I went back into the house because I couldn’t stand to watch her leave. I ran up the stairs to my room before my parents could ask me any questions. My heart was pounding. There was something more I needed to do, something I still needed to say, but I didn’t know what.
My eyes drifted to the photo sitting on my desk, to the discarded envelope still on my bed. I jerked open my desk drawer and rifled through it, throwing its contents on the floor, until I was holding it—the necklace I bought for Maia.
I raced down the stairs with my fingers working to pry the necklace out of the little plastic bag. As I swung the door open, I heard my mom calling my name, but I ran, not even bothering to close it behind me.
The car was sitting at the stop sign on the corner.
“Wait!” I yelled, waving my arms over my head. “Maia!”

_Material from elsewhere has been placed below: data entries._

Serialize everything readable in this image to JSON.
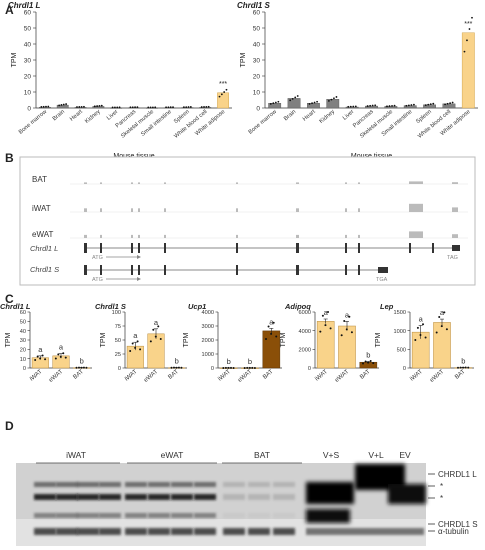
{
  "panels": {
    "A": "A",
    "B": "B",
    "C": "C",
    "D": "D"
  },
  "panelA": {
    "xlabel": "Mouse tissue",
    "ylabel": "TPM",
    "categories": [
      "Bone marrow",
      "Brain",
      "Heart",
      "Kidney",
      "Liver",
      "Pancreas",
      "Skeletal muscle",
      "Small intestine",
      "Spleen",
      "White blood cell",
      "White adipose"
    ]
  },
  "panelB": {
    "tracks": [
      "BAT",
      "iWAT",
      "eWAT"
    ],
    "genes": [
      "Chrdl1 L",
      "Chrdl1 S"
    ],
    "start_codon": "ATG",
    "stop_codon": "TGA",
    "stop_codon_long": "TAG"
  },
  "panelC": {
    "ylabel": "TPM",
    "categories": [
      "iWAT",
      "eWAT",
      "BAT"
    ]
  },
  "panelD": {
    "group_labels": [
      "iWAT",
      "eWAT",
      "BAT",
      "V+S",
      "V+L",
      "EV"
    ],
    "band_labels": [
      "CHRDL1 L",
      "*",
      "*",
      "CHRDL1 S"
    ],
    "loading_label": "α-tubulin"
  },
  "colors": {
    "bar_light": "#f9d38a",
    "bar_dark": "#8a4f08",
    "bar_gray": "#808080",
    "gene_bar": "#333333"
  },
  "chart_data": [
    {
      "type": "bar",
      "panel": "A",
      "title": "Chrdl1 L",
      "ylabel": "TPM",
      "xlabel": "Mouse tissue",
      "ylim": [
        0,
        60
      ],
      "yticks": [
        0,
        10,
        20,
        30,
        40,
        50,
        60
      ],
      "categories": [
        "Bone marrow",
        "Brain",
        "Heart",
        "Kidney",
        "Liver",
        "Pancreas",
        "Skeletal muscle",
        "Small intestine",
        "Spleen",
        "White blood cell",
        "White adipose"
      ],
      "values": [
        0.5,
        1.8,
        0.4,
        1.0,
        0.1,
        0.2,
        0.1,
        0.2,
        0.3,
        0.4,
        9.5
      ],
      "annotations": [
        "",
        "",
        "",
        "",
        "",
        "",
        "",
        "",
        "",
        "",
        "***"
      ]
    },
    {
      "type": "bar",
      "panel": "A",
      "title": "Chrdl1 S",
      "ylabel": "TPM",
      "xlabel": "Mouse tissue",
      "ylim": [
        0,
        60
      ],
      "yticks": [
        0,
        10,
        20,
        30,
        40,
        50,
        60
      ],
      "categories": [
        "Bone marrow",
        "Brain",
        "Heart",
        "Kidney",
        "Liver",
        "Pancreas",
        "Skeletal muscle",
        "Small intestine",
        "Spleen",
        "White blood cell",
        "White adipose"
      ],
      "values": [
        3.0,
        6.0,
        3.0,
        5.5,
        0.6,
        1.2,
        1.0,
        1.5,
        2.0,
        2.6,
        47
      ],
      "annotations": [
        "",
        "",
        "",
        "",
        "",
        "",
        "",
        "",
        "",
        "",
        "***"
      ]
    },
    {
      "type": "bar",
      "panel": "C",
      "title": "Chrdl1 L",
      "ylabel": "TPM",
      "ylim": [
        0,
        60
      ],
      "yticks": [
        0,
        10,
        20,
        30,
        40,
        50,
        60
      ],
      "categories": [
        "iWAT",
        "eWAT",
        "BAT"
      ],
      "values": [
        11,
        13,
        0.3
      ],
      "errors": [
        2,
        2.5,
        0.1
      ],
      "letters": [
        "a",
        "a",
        "b"
      ]
    },
    {
      "type": "bar",
      "panel": "C",
      "title": "Chrdl1 S",
      "ylabel": "TPM",
      "ylim": [
        0,
        100
      ],
      "yticks": [
        0,
        25,
        50,
        75,
        100
      ],
      "categories": [
        "iWAT",
        "eWAT",
        "BAT"
      ],
      "values": [
        39,
        61,
        0.5
      ],
      "errors": [
        7,
        9,
        0.2
      ],
      "letters": [
        "a",
        "a",
        "b"
      ]
    },
    {
      "type": "bar",
      "panel": "C",
      "title": "Ucp1",
      "ylabel": "TPM",
      "ylim": [
        0,
        4000
      ],
      "yticks": [
        0,
        1000,
        2000,
        3000,
        4000
      ],
      "categories": [
        "iWAT",
        "eWAT",
        "BAT"
      ],
      "values": [
        5,
        5,
        2650
      ],
      "errors": [
        1,
        1,
        180
      ],
      "letters": [
        "b",
        "b",
        "a"
      ]
    },
    {
      "type": "bar",
      "panel": "C",
      "title": "Adipoq",
      "ylabel": "TPM",
      "ylim": [
        0,
        6000
      ],
      "yticks": [
        0,
        2000,
        4000,
        6000
      ],
      "categories": [
        "iWAT",
        "eWAT",
        "BAT"
      ],
      "values": [
        5000,
        4500,
        620
      ],
      "errors": [
        250,
        500,
        80
      ],
      "letters": [
        "a",
        "a",
        "b"
      ]
    },
    {
      "type": "bar",
      "panel": "C",
      "title": "Lep",
      "ylabel": "TPM",
      "ylim": [
        0,
        1500
      ],
      "yticks": [
        0,
        500,
        1000,
        1500
      ],
      "categories": [
        "iWAT",
        "eWAT",
        "BAT"
      ],
      "values": [
        960,
        1220,
        10
      ],
      "errors": [
        180,
        90,
        3
      ],
      "letters": [
        "a",
        "a",
        "b"
      ]
    }
  ]
}
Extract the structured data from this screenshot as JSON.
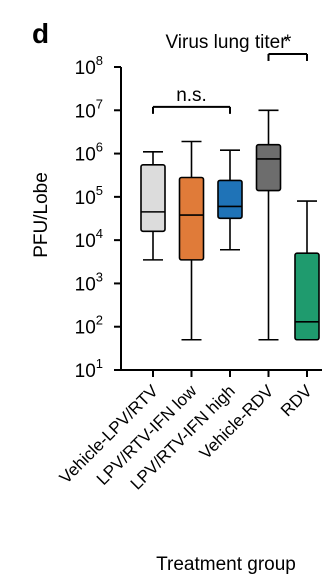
{
  "panel_label": "d",
  "chart_data": {
    "type": "box",
    "title": "Virus lung titer",
    "xlabel": "Treatment group",
    "ylabel": "PFU/Lobe",
    "yscale": "log",
    "ylim": [
      10,
      100000000
    ],
    "yticks": [
      {
        "value": 10,
        "mant": "10",
        "exp": "1"
      },
      {
        "value": 100,
        "mant": "10",
        "exp": "2"
      },
      {
        "value": 1000,
        "mant": "10",
        "exp": "3"
      },
      {
        "value": 10000,
        "mant": "10",
        "exp": "4"
      },
      {
        "value": 100000,
        "mant": "10",
        "exp": "5"
      },
      {
        "value": 1000000,
        "mant": "10",
        "exp": "6"
      },
      {
        "value": 10000000,
        "mant": "10",
        "exp": "7"
      },
      {
        "value": 100000000,
        "mant": "10",
        "exp": "8"
      }
    ],
    "categories": [
      "Vehicle-LPV/RTV",
      "LPV/RTV-IFN low",
      "LPV/RTV-IFN high",
      "Vehicle-RDV",
      "RDV"
    ],
    "boxes": [
      {
        "name": "Vehicle-LPV/RTV",
        "min": 3500,
        "q1": 16000,
        "median": 45000,
        "q3": 550000,
        "max": 1100000,
        "color": "#dcdcdc"
      },
      {
        "name": "LPV/RTV-IFN low",
        "min": 50,
        "q1": 3500,
        "median": 38000,
        "q3": 280000,
        "max": 1900000,
        "color": "#e07b39"
      },
      {
        "name": "LPV/RTV-IFN high",
        "min": 6000,
        "q1": 32000,
        "median": 60000,
        "q3": 240000,
        "max": 1200000,
        "color": "#1f73b7"
      },
      {
        "name": "Vehicle-RDV",
        "min": 50,
        "q1": 140000,
        "median": 750000,
        "q3": 1600000,
        "max": 10000000,
        "color": "#6d6d6d"
      },
      {
        "name": "RDV",
        "min": 50,
        "q1": 50,
        "median": 130,
        "q3": 5000,
        "max": 80000,
        "color": "#1f9b6e"
      }
    ],
    "annotations": [
      {
        "label": "n.s.",
        "from": "Vehicle-LPV/RTV",
        "to": "LPV/RTV-IFN high",
        "at": 12000000
      },
      {
        "label": "*",
        "from": "Vehicle-RDV",
        "to": "RDV",
        "at": 200000000
      }
    ],
    "grid": false,
    "legend": "none"
  }
}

The car started moving again, then stopped abruptly, the taillights glowing red in the dark. The door opened, and Maia stepped out of the car.
It felt like I was running through water; my legs just couldn’t get me there fast enough. When I finally reached her, I was out of breath, and she was standing there, waiting for me.
“Here,” I said, holding out the necklace. “I wanted you to have this.”
She let me place it in her open hands—and she cradled the locket in her palm, smiling at it like it was something living, fragile. Then she undid the clasp and held one side of the necklace in each hand, bringing it around to the back of her neck.
“Will you?” she asked me.
I had to step in close and reach around her to latch the chain, and as I smelled the citrus in her hair, I wished so badly we could just return to the way things were. But I knew we couldn’t.
I backed up a step, and tried to memorize the way the locket looked against her skin. We put our arms around each other once more, and her lips brushed my cheek, as we stood there under the streetlight.
I watched the car drive away, getting smaller and smaller in the distance. And I realized then that Maia was never the right person at the wrong time, and she wasn’t the wrong person at the right time. We were both the right people, in exactly the right place, at exactly the right time.